Gross domestic product rose 2.6 percent in the third quarter from a year earlier, according to the median estimate of 16 economists surveyed by Bloomberg News, after gaining 4.2 percent in the previous three months. The government will release the figures at 4:30 p.m. today.
Fixed-asset investment in China's urban areas rose 27.2 percent in the first 10 months from a year earlier, the statistics bureau said today. That was less than the 27.6 percent gain through September. The number of U.S. workers receiving unemployment benefits climbed to 3.9 million in the week ended Nov. 1, the Labor Department said yesterday.
Australia
The rate Australian banks charge each other for three-month loans fell 0.2 basis point to 4.75 percent, the smallest decline in 11 days. The yield dropped 24 basis points this week after falling 82 points in the five days ended Nov. 7.
The difference between the Australian three-month bank bill yield and the overnight indexed swap rate, a measure of funding availability, was little changed at 43 basis points, close to the narrowest since Lehman Brothers collapsed. The measure fell 6.8 basis points since Nov. 7, the smallest decline in three weeks.
Australia's central bank pumped A$1.46 billion ($972 million) into money markets today after estimating the shortfall would be A$1.7 billion. The country's banks increased deposits held at the Reserve Bank of Australia by A$417 million to A$4.74 billion yesterday, the central bank said on its Web site.
The central bank said it bought its own currency for a second straight day to ``add liquidity to the market.''
Japan
Japan's money-market rates are likely to fall as the Bank of Japan starts to pay interest on reserves that lenders deposit at the central bank, according to Tatsuo Ichikawa, a senior strategist in Tokyo at RBS Securities Japan Ltd.

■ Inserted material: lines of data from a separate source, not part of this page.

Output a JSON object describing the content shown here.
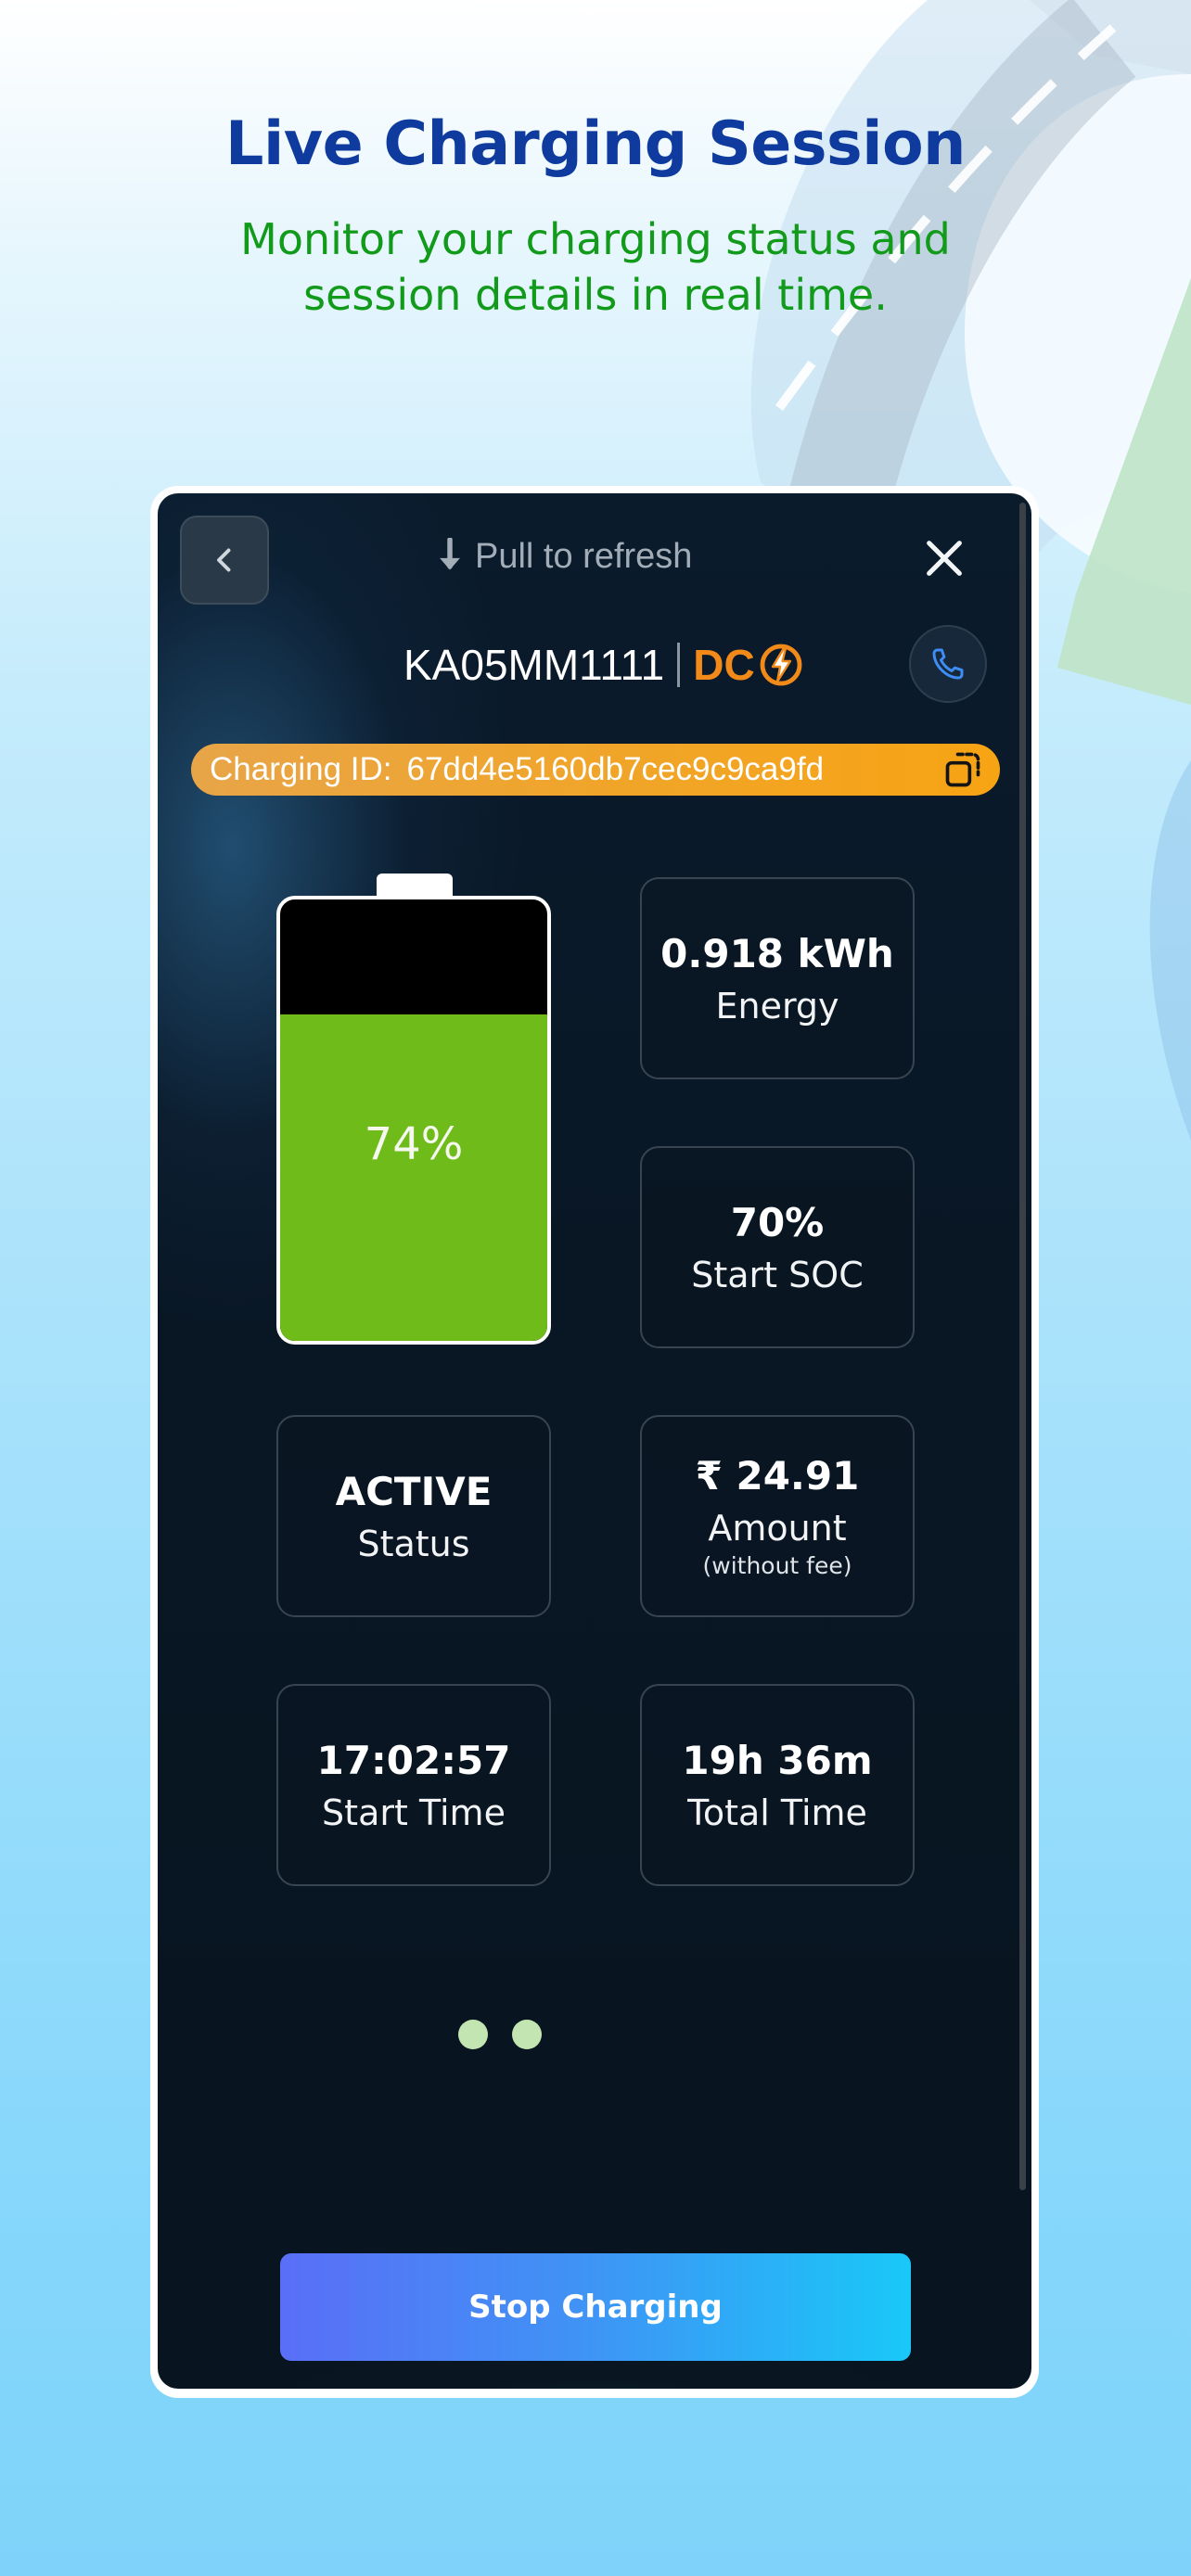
{
  "promo": {
    "title": "Live Charging Session",
    "subtitle": "Monitor your charging status and session details in real time."
  },
  "header": {
    "back_icon": "chevron-left-icon",
    "pull_icon": "arrow-down-icon",
    "pull_text": "Pull to refresh",
    "close_icon": "close-icon"
  },
  "vehicle": {
    "plate": "KA05MM1111",
    "charger_type": "DC",
    "charger_icon": "bolt-icon",
    "call_icon": "phone-icon"
  },
  "charging_id": {
    "label": "Charging ID:",
    "value": "67dd4e5160db7cec9c9ca9fd",
    "copy_icon": "copy-icon"
  },
  "battery": {
    "percent_label": "74%",
    "level": 0.74
  },
  "stats": {
    "energy": {
      "value": "0.918 kWh",
      "label": "Energy"
    },
    "start_soc": {
      "value": "70%",
      "label": "Start SOC"
    },
    "status": {
      "value": "ACTIVE",
      "label": "Status"
    },
    "amount": {
      "value": "₹ 24.91",
      "label": "Amount",
      "note": "(without fee)"
    },
    "start_time": {
      "value": "17:02:57",
      "label": "Start Time"
    },
    "total_time": {
      "value": "19h 36m",
      "label": "Total Time"
    }
  },
  "pager": {
    "pages": 2
  },
  "actions": {
    "stop_label": "Stop Charging"
  },
  "colors": {
    "title": "#0f3a9e",
    "subtitle": "#129a1b",
    "battery_fill": "#6fbb19",
    "charging_id_bg": "#f7a414",
    "dc_accent": "#f28a1a"
  }
}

The BOJ said last month it will start paying 0.1 percent interest on banks' reserves, encouraging finance companies to lend excess cash to the central bank. The interest payments will also stop the overnight lending rate falling below 0.1 percent, allowing for the increased provisions of liquidity. The BOJ's target rate is 0.30 percent.

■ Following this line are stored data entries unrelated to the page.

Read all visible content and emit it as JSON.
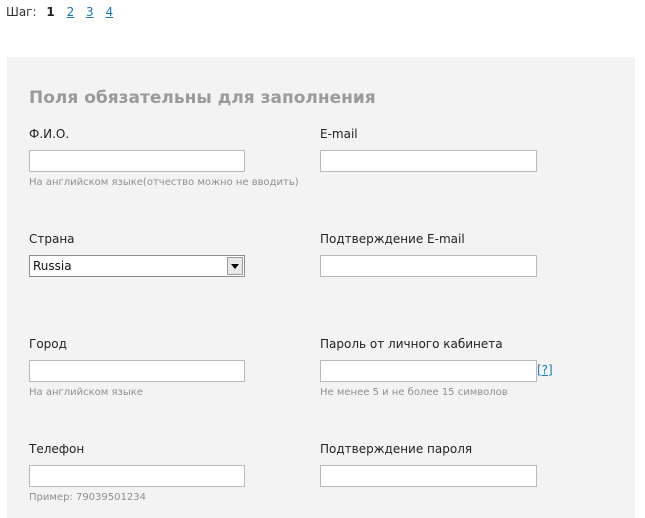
{
  "steps": {
    "label": "Шаг:",
    "current": "1",
    "links": [
      "2",
      "3",
      "4"
    ]
  },
  "form": {
    "title": "Поля обязательны для заполнения",
    "fio": {
      "label": "Ф.И.О.",
      "value": "",
      "hint": "На английском языке(отчество можно не вводить)"
    },
    "email": {
      "label": "E-mail",
      "value": ""
    },
    "country": {
      "label": "Страна",
      "selected": "Russia"
    },
    "email_confirm": {
      "label": "Подтверждение E-mail",
      "value": ""
    },
    "city": {
      "label": "Город",
      "value": "",
      "hint": "На английском языке"
    },
    "password": {
      "label": "Пароль от личного кабинета",
      "value": "",
      "hint": "Не менее 5 и не более 15 символов",
      "help": "[?]"
    },
    "phone": {
      "label": "Телефон",
      "value": "",
      "hint": "Пример: 79039501234"
    },
    "password_confirm": {
      "label": "Подтверждение пароля",
      "value": ""
    }
  },
  "icons": {
    "select_arrow": "chevron-down-icon"
  }
}
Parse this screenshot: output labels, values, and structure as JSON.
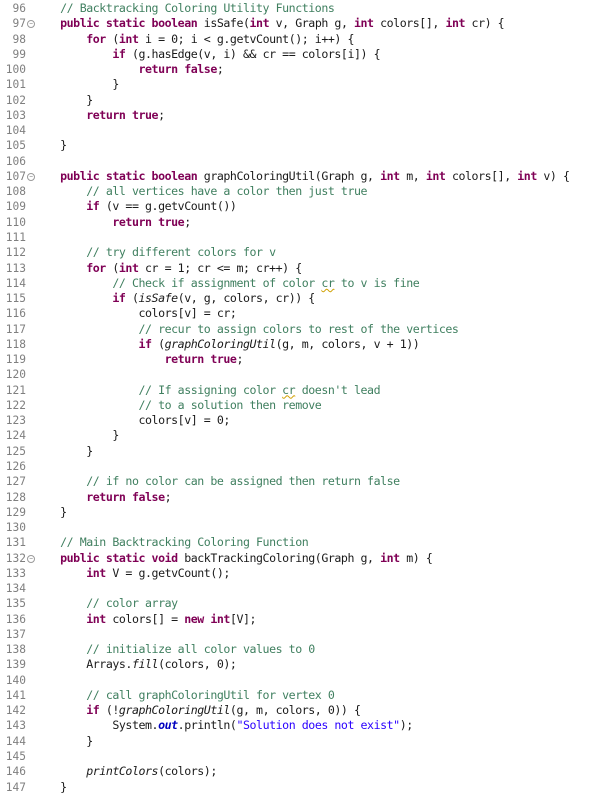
{
  "editor": {
    "language": "java",
    "colors": {
      "keyword": "#7f0055",
      "comment": "#3f7f5f",
      "string": "#2a00ff",
      "line_number": "#7f7f7f"
    },
    "lines": [
      {
        "n": "96",
        "fold": false,
        "tokens": [
          [
            "    ",
            ""
          ],
          [
            "// Backtracking Coloring Utility Functions",
            "cm"
          ]
        ]
      },
      {
        "n": "97",
        "fold": true,
        "tokens": [
          [
            "    ",
            ""
          ],
          [
            "public static boolean",
            "kw"
          ],
          [
            " isSafe(",
            ""
          ],
          [
            "int",
            "kw"
          ],
          [
            " v, Graph g, ",
            ""
          ],
          [
            "int",
            "kw"
          ],
          [
            " colors[], ",
            ""
          ],
          [
            "int",
            "kw"
          ],
          [
            " cr) {",
            ""
          ]
        ]
      },
      {
        "n": "98",
        "fold": false,
        "tokens": [
          [
            "        ",
            ""
          ],
          [
            "for",
            "kw"
          ],
          [
            " (",
            ""
          ],
          [
            "int",
            "kw"
          ],
          [
            " i = 0; i < g.getvCount(); i++) {",
            ""
          ]
        ]
      },
      {
        "n": "99",
        "fold": false,
        "tokens": [
          [
            "            ",
            ""
          ],
          [
            "if",
            "kw"
          ],
          [
            " (g.hasEdge(v, i) && cr == colors[i]) {",
            ""
          ]
        ]
      },
      {
        "n": "100",
        "fold": false,
        "tokens": [
          [
            "                ",
            ""
          ],
          [
            "return false",
            "kw"
          ],
          [
            ";",
            ""
          ]
        ]
      },
      {
        "n": "101",
        "fold": false,
        "tokens": [
          [
            "            }",
            ""
          ]
        ]
      },
      {
        "n": "102",
        "fold": false,
        "tokens": [
          [
            "        }",
            ""
          ]
        ]
      },
      {
        "n": "103",
        "fold": false,
        "tokens": [
          [
            "        ",
            ""
          ],
          [
            "return true",
            "kw"
          ],
          [
            ";",
            ""
          ]
        ]
      },
      {
        "n": "104",
        "fold": false,
        "tokens": []
      },
      {
        "n": "105",
        "fold": false,
        "tokens": [
          [
            "    }",
            ""
          ]
        ]
      },
      {
        "n": "106",
        "fold": false,
        "tokens": []
      },
      {
        "n": "107",
        "fold": true,
        "tokens": [
          [
            "    ",
            ""
          ],
          [
            "public static boolean",
            "kw"
          ],
          [
            " graphColoringUtil(Graph g, ",
            ""
          ],
          [
            "int",
            "kw"
          ],
          [
            " m, ",
            ""
          ],
          [
            "int",
            "kw"
          ],
          [
            " colors[], ",
            ""
          ],
          [
            "int",
            "kw"
          ],
          [
            " v) {",
            ""
          ]
        ]
      },
      {
        "n": "108",
        "fold": false,
        "tokens": [
          [
            "        ",
            ""
          ],
          [
            "// all vertices have a color then just true",
            "cm"
          ]
        ]
      },
      {
        "n": "109",
        "fold": false,
        "tokens": [
          [
            "        ",
            ""
          ],
          [
            "if",
            "kw"
          ],
          [
            " (v == g.getvCount())",
            ""
          ]
        ]
      },
      {
        "n": "110",
        "fold": false,
        "tokens": [
          [
            "            ",
            ""
          ],
          [
            "return true",
            "kw"
          ],
          [
            ";",
            ""
          ]
        ]
      },
      {
        "n": "111",
        "fold": false,
        "tokens": []
      },
      {
        "n": "112",
        "fold": false,
        "tokens": [
          [
            "        ",
            ""
          ],
          [
            "// try different colors for v",
            "cm"
          ]
        ]
      },
      {
        "n": "113",
        "fold": false,
        "tokens": [
          [
            "        ",
            ""
          ],
          [
            "for",
            "kw"
          ],
          [
            " (",
            ""
          ],
          [
            "int",
            "kw"
          ],
          [
            " cr = 1; cr <= m; cr++) {",
            ""
          ]
        ]
      },
      {
        "n": "114",
        "fold": false,
        "tokens": [
          [
            "            ",
            ""
          ],
          [
            "// Check if assignment of color ",
            "cm"
          ],
          [
            "cr",
            "cm sq"
          ],
          [
            " to v is fine",
            "cm"
          ]
        ]
      },
      {
        "n": "115",
        "fold": false,
        "tokens": [
          [
            "            ",
            ""
          ],
          [
            "if",
            "kw"
          ],
          [
            " (",
            ""
          ],
          [
            "isSafe",
            "it"
          ],
          [
            "(v, g, colors, cr)) {",
            ""
          ]
        ]
      },
      {
        "n": "116",
        "fold": false,
        "tokens": [
          [
            "                colors[v] = cr;",
            ""
          ]
        ]
      },
      {
        "n": "117",
        "fold": false,
        "tokens": [
          [
            "                ",
            ""
          ],
          [
            "// recur to assign colors to rest of the vertices",
            "cm"
          ]
        ]
      },
      {
        "n": "118",
        "fold": false,
        "tokens": [
          [
            "                ",
            ""
          ],
          [
            "if",
            "kw"
          ],
          [
            " (",
            ""
          ],
          [
            "graphColoringUtil",
            "it"
          ],
          [
            "(g, m, colors, v + 1))",
            ""
          ]
        ]
      },
      {
        "n": "119",
        "fold": false,
        "tokens": [
          [
            "                    ",
            ""
          ],
          [
            "return true",
            "kw"
          ],
          [
            ";",
            ""
          ]
        ]
      },
      {
        "n": "120",
        "fold": false,
        "tokens": []
      },
      {
        "n": "121",
        "fold": false,
        "tokens": [
          [
            "                ",
            ""
          ],
          [
            "// If assigning color ",
            "cm"
          ],
          [
            "cr",
            "cm sq"
          ],
          [
            " doesn't lead",
            "cm"
          ]
        ]
      },
      {
        "n": "122",
        "fold": false,
        "tokens": [
          [
            "                ",
            ""
          ],
          [
            "// to a solution then remove",
            "cm"
          ]
        ]
      },
      {
        "n": "123",
        "fold": false,
        "tokens": [
          [
            "                colors[v] = 0;",
            ""
          ]
        ]
      },
      {
        "n": "124",
        "fold": false,
        "tokens": [
          [
            "            }",
            ""
          ]
        ]
      },
      {
        "n": "125",
        "fold": false,
        "tokens": [
          [
            "        }",
            ""
          ]
        ]
      },
      {
        "n": "126",
        "fold": false,
        "tokens": []
      },
      {
        "n": "127",
        "fold": false,
        "tokens": [
          [
            "        ",
            ""
          ],
          [
            "// if no color can be assigned then return false",
            "cm"
          ]
        ]
      },
      {
        "n": "128",
        "fold": false,
        "tokens": [
          [
            "        ",
            ""
          ],
          [
            "return false",
            "kw"
          ],
          [
            ";",
            ""
          ]
        ]
      },
      {
        "n": "129",
        "fold": false,
        "tokens": [
          [
            "    }",
            ""
          ]
        ]
      },
      {
        "n": "130",
        "fold": false,
        "tokens": []
      },
      {
        "n": "131",
        "fold": false,
        "tokens": [
          [
            "    ",
            ""
          ],
          [
            "// Main Backtracking Coloring Function",
            "cm"
          ]
        ]
      },
      {
        "n": "132",
        "fold": true,
        "tokens": [
          [
            "    ",
            ""
          ],
          [
            "public static void",
            "kw"
          ],
          [
            " backTrackingColoring(Graph g, ",
            ""
          ],
          [
            "int",
            "kw"
          ],
          [
            " m) {",
            ""
          ]
        ]
      },
      {
        "n": "133",
        "fold": false,
        "tokens": [
          [
            "        ",
            ""
          ],
          [
            "int",
            "kw"
          ],
          [
            " V = g.getvCount();",
            ""
          ]
        ]
      },
      {
        "n": "134",
        "fold": false,
        "tokens": []
      },
      {
        "n": "135",
        "fold": false,
        "tokens": [
          [
            "        ",
            ""
          ],
          [
            "// color array",
            "cm"
          ]
        ]
      },
      {
        "n": "136",
        "fold": false,
        "tokens": [
          [
            "        ",
            ""
          ],
          [
            "int",
            "kw"
          ],
          [
            " colors[] = ",
            ""
          ],
          [
            "new int",
            "kw"
          ],
          [
            "[V];",
            ""
          ]
        ]
      },
      {
        "n": "137",
        "fold": false,
        "tokens": []
      },
      {
        "n": "138",
        "fold": false,
        "tokens": [
          [
            "        ",
            ""
          ],
          [
            "// initialize all color values to 0",
            "cm"
          ]
        ]
      },
      {
        "n": "139",
        "fold": false,
        "tokens": [
          [
            "        Arrays.",
            ""
          ],
          [
            "fill",
            "it"
          ],
          [
            "(colors, 0);",
            ""
          ]
        ]
      },
      {
        "n": "140",
        "fold": false,
        "tokens": []
      },
      {
        "n": "141",
        "fold": false,
        "tokens": [
          [
            "        ",
            ""
          ],
          [
            "// call graphColoringUtil for vertex 0",
            "cm"
          ]
        ]
      },
      {
        "n": "142",
        "fold": false,
        "tokens": [
          [
            "        ",
            ""
          ],
          [
            "if",
            "kw"
          ],
          [
            " (!",
            ""
          ],
          [
            "graphColoringUtil",
            "it"
          ],
          [
            "(g, m, colors, 0)) {",
            ""
          ]
        ]
      },
      {
        "n": "143",
        "fold": false,
        "tokens": [
          [
            "            System.",
            ""
          ],
          [
            "out",
            "fld"
          ],
          [
            ".println(",
            ""
          ],
          [
            "\"Solution does not exist\"",
            "st"
          ],
          [
            ");",
            ""
          ]
        ]
      },
      {
        "n": "144",
        "fold": false,
        "tokens": [
          [
            "        }",
            ""
          ]
        ]
      },
      {
        "n": "145",
        "fold": false,
        "tokens": []
      },
      {
        "n": "146",
        "fold": false,
        "tokens": [
          [
            "        ",
            ""
          ],
          [
            "printColors",
            "it"
          ],
          [
            "(colors);",
            ""
          ]
        ]
      },
      {
        "n": "147",
        "fold": false,
        "tokens": [
          [
            "    }",
            ""
          ]
        ]
      }
    ]
  }
}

``The BOJ has given a sign that it is going to provide massive liquidity from next week,'' Ichikawa said. It is like quantitative easing, without having to lower the overnight lending rate, he said.
Japan's overnight call loan rate was at 0.24 percent as of 3:41 p.m. in Tokyo, from 0.315 percent yesterday, according to broker Tokyo Tanshi Co.
Libor-OIS Spread
Money rates declined from last month's peak as central banks cut borrowing costs and provided unlimited dollar funding and governments offered bailouts and guarantees to financial institutions. Credit markets froze after Lehman Brothers filed for bankruptcy on Sept. 15.
Libor, the benchmark for $360 trillion of financial products worldwide, is set by a panel of banks in a daily survey by the British Bankers' Association before noon in London.
The Libor-OIS spread, which former Fed Chairman Alan Greenspan said in June should serve as a measure for determining when markets have returned to normal, was at 162 basis points yesterday. The spread measures the difference between the rate banks charge for three-month dollar loans relative to the overnight indexed swap rate.
The difference compares with 87 basis points on the last trading day before Lehman declared bankruptcy, and an average of 11 basis points in the five years before the onset of the financial crisis.